The report, which analyses the financial markets in 23 African countries to aid their development and maturity ranked Uganda 15th among countries with a conducive tax environment for investors.
Absa, in partnership with OMFIF, conducted extensive quantitative research using data from central banks, securities exchanges and international financial institutions to come up with the report.
According to the report, Uganda charges a 15% withholding tax on income from interest and dividends earned from listed firms.
Tanzania and Ethiopia score highly for their low rates of withholding tax on income from interest and dividends, with the former improving its score by levying a lower rate of withholding tax on dividends paid out by listed firms.

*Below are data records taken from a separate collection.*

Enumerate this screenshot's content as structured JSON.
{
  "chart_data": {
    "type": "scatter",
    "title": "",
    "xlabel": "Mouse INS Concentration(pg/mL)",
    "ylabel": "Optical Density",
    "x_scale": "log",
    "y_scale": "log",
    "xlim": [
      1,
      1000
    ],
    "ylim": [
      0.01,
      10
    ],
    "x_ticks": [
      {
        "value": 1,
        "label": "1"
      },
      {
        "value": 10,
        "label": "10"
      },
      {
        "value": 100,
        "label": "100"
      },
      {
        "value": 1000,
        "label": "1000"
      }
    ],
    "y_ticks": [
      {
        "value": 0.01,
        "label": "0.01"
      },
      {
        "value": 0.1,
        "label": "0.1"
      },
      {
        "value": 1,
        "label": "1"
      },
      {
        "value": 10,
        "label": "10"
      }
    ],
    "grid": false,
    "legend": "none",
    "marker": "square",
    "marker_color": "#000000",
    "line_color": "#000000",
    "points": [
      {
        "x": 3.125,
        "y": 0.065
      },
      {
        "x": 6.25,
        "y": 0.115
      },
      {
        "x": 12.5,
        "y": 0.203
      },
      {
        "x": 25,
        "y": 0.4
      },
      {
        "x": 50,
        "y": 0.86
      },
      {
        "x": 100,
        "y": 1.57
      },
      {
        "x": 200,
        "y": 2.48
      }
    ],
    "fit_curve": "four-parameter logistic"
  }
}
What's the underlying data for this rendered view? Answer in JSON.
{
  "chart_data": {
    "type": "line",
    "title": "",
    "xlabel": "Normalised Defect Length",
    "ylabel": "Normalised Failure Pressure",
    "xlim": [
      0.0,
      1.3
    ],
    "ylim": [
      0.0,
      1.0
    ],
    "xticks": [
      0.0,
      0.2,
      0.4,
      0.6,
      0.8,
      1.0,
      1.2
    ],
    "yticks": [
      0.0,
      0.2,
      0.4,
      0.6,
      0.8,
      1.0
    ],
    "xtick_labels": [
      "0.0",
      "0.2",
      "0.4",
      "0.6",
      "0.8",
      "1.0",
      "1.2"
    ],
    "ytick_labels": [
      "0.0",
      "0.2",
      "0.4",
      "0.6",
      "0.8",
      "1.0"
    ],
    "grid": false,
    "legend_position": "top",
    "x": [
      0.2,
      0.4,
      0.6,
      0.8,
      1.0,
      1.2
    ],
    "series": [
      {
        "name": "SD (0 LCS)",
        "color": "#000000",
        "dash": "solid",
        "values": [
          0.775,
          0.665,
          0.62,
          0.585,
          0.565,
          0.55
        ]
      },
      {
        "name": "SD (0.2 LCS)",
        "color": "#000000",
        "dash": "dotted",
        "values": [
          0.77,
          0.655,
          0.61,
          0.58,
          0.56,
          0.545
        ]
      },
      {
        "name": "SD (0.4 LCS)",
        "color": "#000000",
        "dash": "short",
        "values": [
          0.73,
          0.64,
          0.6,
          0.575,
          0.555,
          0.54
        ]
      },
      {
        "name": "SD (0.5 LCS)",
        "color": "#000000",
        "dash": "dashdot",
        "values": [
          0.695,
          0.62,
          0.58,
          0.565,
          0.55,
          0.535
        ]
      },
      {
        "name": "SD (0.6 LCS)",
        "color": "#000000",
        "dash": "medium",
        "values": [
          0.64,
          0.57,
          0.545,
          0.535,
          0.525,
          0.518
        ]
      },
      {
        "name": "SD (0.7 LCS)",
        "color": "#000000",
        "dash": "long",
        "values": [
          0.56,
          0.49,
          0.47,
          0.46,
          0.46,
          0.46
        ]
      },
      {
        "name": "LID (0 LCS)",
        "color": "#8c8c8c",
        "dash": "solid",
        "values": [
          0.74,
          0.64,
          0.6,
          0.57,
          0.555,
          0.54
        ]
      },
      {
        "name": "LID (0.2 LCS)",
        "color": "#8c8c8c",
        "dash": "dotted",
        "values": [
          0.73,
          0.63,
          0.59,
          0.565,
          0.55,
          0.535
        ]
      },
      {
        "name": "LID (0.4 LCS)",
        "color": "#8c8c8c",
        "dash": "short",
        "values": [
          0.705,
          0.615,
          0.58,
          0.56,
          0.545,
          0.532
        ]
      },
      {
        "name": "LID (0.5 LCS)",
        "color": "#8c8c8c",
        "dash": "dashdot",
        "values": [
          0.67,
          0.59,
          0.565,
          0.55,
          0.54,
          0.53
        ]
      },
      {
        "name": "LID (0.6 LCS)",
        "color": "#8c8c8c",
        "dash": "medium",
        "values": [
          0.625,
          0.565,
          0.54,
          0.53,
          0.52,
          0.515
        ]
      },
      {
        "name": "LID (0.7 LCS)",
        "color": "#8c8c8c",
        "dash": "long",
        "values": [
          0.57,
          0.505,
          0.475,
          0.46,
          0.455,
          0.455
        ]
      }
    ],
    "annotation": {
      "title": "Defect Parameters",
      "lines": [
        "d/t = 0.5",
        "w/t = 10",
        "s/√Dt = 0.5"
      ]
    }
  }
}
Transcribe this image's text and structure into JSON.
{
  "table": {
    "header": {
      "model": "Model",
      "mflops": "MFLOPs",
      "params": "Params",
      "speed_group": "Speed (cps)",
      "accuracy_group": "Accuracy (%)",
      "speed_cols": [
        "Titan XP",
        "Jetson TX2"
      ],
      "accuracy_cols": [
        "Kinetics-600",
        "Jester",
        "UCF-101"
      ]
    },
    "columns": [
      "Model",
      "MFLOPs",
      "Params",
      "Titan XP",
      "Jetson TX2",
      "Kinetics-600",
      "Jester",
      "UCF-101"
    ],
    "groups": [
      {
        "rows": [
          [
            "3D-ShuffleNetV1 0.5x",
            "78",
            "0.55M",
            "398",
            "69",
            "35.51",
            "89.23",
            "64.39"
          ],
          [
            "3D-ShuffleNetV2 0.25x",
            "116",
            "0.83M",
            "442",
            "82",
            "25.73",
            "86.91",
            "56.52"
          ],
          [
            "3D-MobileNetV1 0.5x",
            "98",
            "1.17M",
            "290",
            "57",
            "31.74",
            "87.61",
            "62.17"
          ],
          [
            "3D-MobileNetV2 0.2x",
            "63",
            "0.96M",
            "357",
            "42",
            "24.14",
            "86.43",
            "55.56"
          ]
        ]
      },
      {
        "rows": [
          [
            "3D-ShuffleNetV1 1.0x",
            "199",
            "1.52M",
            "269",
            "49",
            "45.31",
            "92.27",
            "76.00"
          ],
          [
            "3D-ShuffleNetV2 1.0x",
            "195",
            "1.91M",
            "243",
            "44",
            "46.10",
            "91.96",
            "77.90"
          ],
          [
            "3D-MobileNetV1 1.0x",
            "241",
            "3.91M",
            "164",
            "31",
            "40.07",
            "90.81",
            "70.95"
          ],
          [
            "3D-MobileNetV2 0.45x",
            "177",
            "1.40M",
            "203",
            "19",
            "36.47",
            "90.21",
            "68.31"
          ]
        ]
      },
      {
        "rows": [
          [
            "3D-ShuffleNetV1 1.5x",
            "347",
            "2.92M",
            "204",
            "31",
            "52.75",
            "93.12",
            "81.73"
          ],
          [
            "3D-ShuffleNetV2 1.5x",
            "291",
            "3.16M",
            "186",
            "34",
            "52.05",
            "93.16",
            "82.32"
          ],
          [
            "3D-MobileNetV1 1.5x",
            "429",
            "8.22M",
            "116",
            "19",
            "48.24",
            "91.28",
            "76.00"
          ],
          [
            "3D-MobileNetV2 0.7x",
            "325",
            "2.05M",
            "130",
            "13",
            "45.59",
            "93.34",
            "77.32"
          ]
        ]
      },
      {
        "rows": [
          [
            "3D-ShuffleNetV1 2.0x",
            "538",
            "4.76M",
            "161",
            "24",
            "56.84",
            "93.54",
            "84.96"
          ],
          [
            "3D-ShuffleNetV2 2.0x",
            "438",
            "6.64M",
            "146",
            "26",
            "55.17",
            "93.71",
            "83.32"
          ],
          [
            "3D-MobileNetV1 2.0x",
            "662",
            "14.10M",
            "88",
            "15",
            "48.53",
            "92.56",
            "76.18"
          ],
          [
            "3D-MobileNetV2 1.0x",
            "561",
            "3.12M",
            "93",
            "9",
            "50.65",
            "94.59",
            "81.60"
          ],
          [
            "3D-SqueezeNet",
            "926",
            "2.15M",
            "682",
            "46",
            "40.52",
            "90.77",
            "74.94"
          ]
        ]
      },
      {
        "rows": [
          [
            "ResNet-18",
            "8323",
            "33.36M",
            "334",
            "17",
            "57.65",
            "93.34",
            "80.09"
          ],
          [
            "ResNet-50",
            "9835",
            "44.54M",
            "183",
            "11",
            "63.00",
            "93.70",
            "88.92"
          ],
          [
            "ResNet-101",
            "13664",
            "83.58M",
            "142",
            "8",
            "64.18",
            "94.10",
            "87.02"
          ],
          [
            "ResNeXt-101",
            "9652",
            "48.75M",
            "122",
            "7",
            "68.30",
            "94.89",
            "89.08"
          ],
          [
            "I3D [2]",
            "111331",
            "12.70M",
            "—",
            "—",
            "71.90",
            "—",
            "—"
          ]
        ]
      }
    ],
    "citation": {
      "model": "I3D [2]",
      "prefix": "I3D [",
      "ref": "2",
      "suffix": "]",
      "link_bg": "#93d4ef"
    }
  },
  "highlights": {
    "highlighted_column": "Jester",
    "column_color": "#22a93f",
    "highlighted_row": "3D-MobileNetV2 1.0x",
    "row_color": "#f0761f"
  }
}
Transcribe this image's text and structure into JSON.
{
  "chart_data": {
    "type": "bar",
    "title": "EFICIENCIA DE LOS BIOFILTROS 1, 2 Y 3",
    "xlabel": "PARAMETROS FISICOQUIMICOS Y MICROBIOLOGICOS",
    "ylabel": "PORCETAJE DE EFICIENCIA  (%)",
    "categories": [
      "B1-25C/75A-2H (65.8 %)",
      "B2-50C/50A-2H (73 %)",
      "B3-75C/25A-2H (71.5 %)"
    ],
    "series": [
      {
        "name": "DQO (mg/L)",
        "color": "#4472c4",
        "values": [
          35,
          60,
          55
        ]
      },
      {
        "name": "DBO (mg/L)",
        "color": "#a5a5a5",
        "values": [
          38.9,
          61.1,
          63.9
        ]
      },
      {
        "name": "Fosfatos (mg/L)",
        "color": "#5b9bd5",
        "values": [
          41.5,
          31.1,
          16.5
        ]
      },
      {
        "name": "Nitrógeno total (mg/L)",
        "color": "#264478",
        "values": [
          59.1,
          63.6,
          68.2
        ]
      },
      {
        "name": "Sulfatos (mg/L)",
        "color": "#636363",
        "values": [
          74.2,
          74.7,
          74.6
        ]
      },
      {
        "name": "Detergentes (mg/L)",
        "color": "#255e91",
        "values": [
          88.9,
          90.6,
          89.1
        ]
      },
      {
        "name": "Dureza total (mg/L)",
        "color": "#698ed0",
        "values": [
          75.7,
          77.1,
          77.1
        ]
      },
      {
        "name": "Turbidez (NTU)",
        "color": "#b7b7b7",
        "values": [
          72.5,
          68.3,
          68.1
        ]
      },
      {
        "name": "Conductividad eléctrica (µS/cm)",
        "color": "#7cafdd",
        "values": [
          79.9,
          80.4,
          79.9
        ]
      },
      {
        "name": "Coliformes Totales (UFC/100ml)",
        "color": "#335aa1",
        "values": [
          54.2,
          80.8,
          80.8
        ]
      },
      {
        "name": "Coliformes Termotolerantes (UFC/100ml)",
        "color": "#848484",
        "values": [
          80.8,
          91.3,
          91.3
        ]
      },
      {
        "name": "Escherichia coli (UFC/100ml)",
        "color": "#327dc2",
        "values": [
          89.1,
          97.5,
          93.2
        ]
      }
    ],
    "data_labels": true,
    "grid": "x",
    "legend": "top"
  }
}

“In Tanzania, the rate of withholding tax falls to 5% for dividends from listed firms compared to 10% for unlisted firms. Mozambique has taken a similar approach. Dividends from listed firms are subject to a 10% withholding tax rather than the unlisted rate of 20%. Ethiopia has a low withholding tax rate of 10% on dividends and has the sixth-highest number of tax treaties in the index with 18,” the report reads in part.
In East Africa, the breakdown is as follows;
Interest | Dividends | Tax treaties | Notable discounts and tax incentives | |
Uganda | 15 | 15 | 9 | 10% rate on long-term government bonds rate on listed firms’ dividends to resident individuals is 10%. |
Kenya | 15 | 15 | 14 | 5% on dividends paid to residents. |
Rwanda | 15 | 10 | 13 | 5% on dividends paid by listed firms to EAC residents. |
Tanzania | 10 | 5 | 9 | 5% for listed company dividends, 10% for unlisted. |
The Absa Africa Financial Markets Index highlights economies with the most supportive environment for effective markets. The aim is to show present positions, as well as how economies can improve market frameworks to bolster investor access and sustainable
growth.
The index assesses countries based on six pillars: market depth; access to foreign exchange; market transparency, tax and regulatory environment; capacity of local investors; macroeconomic opportunity; and enforceability of financial contracts, collateral positions and insolvency frameworks.
Overall, Uganda’s economy remained resilient, maintaining the 10th position after scoring 52% in 2020, the same score the country received in 2019.
According to David Wandera, the Absa Bank Uganda Head of Financial Markets, the reduction in withholding tax rates for 10-year Treasury Bonds and above has significantly contributed to an increase in secondary market activity for these bonds. Such initiatives, in addition to an increase in the number of tax treaties with other countries, would significantly increase investor participation in the economy and also increase Uganda’s ranking in the pillar which measures tax and regulatory environment.
Currently, Uganda has a small number of double taxation treaties – 9 – compared to the top 3 countries, which have over 40. The rolling out of the new primary dealer system in October 2020 has increased the secondary markets bill and bond activity by about 400% for October to December 2020, compared to the same period in 2019.
It is hoped that the country’s new primary dealer system will spur bond market activity.